State representatives passed a pro-life bill that would provide unborn children the most protection of any state in the nation.

QUICK FACTS:
  • Oklahoma’s state legislature has approved a pro-life bill that is thought to be the strictest bill of its kind in the nation, according to Human Events.
  • If the bill is signed into law, abortion providers can be sued by private citizens if the providers assist in abortion from “any stage of gestation from fertilization until birth,” Just the News reported
  • In addition, the legislation defines “women” as “any person whose biological sex is female, including any person with XX chromosomes and any person with a uterus, regardless of any gender identity that the person attempts to assert or claim.”
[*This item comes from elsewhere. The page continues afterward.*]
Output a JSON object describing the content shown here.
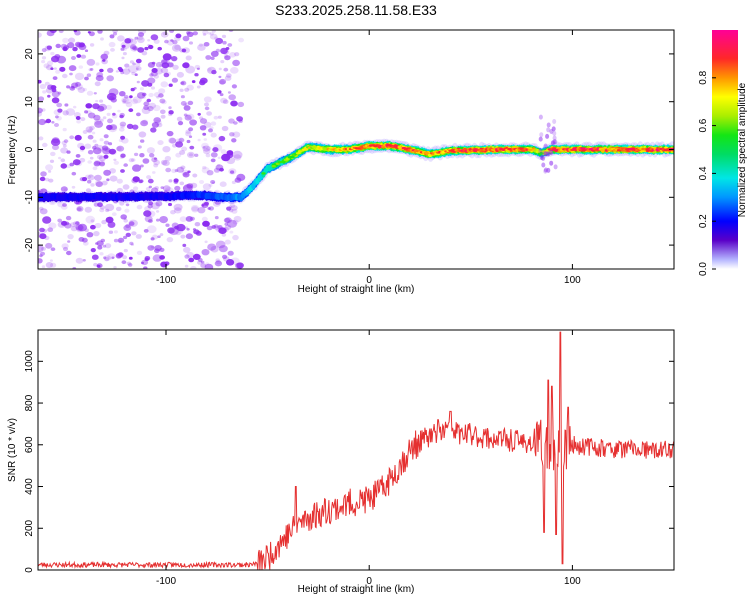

  • An exception to the ban are allowed in cases of rape, sexual assault, or incest when they have been reported to law enforcement or where a medical provider deems it “necessary to save the life of a pregnant woman in a medical emergency.”
  • “There can be nothing higher or more critical than the defense of innocent, unborn life,” State Representative Jim Olsen, a Republican, said Thursday from the floor of the Oklahoma House, where the bill passed on a 73-16 vote.
OUTRAGE FROM THE LEFT:
  • “Legislation like this, on the surface, says that we are going to end abortion in our state,” said State Representative Trish Ranson, a Democrat who voted against the bill. “The manner in which it chooses to do so is punitive, it’s speculative and it draws the worst of us together.”
  • This isn’t a fire drill,” said Emily Wales, the president and chief executive of Planned Parenthood Great Plains, which has operations in Oklahoma. “This is not a rehearsal for what’s to come. We are living in this real world right now. The Supreme Court will finalize that this summer.”
  • “This is part of a growing effort by ultra MAGA officials across the country to roll back the freedoms we should not take for granted,” argued Karine Jean-Pierre, the White House press secretary.
BACKGROUND:
  • States across the nation have been moving to restrict access to abortion with a slew of pro-life bills making their way through state government.
  • Thus far 11 states have signed a “heartbeat bill” into law, including Ohio, Georgia, Louisiana, Missouri, Alabama, Kentucky, South Carolina, and Texas.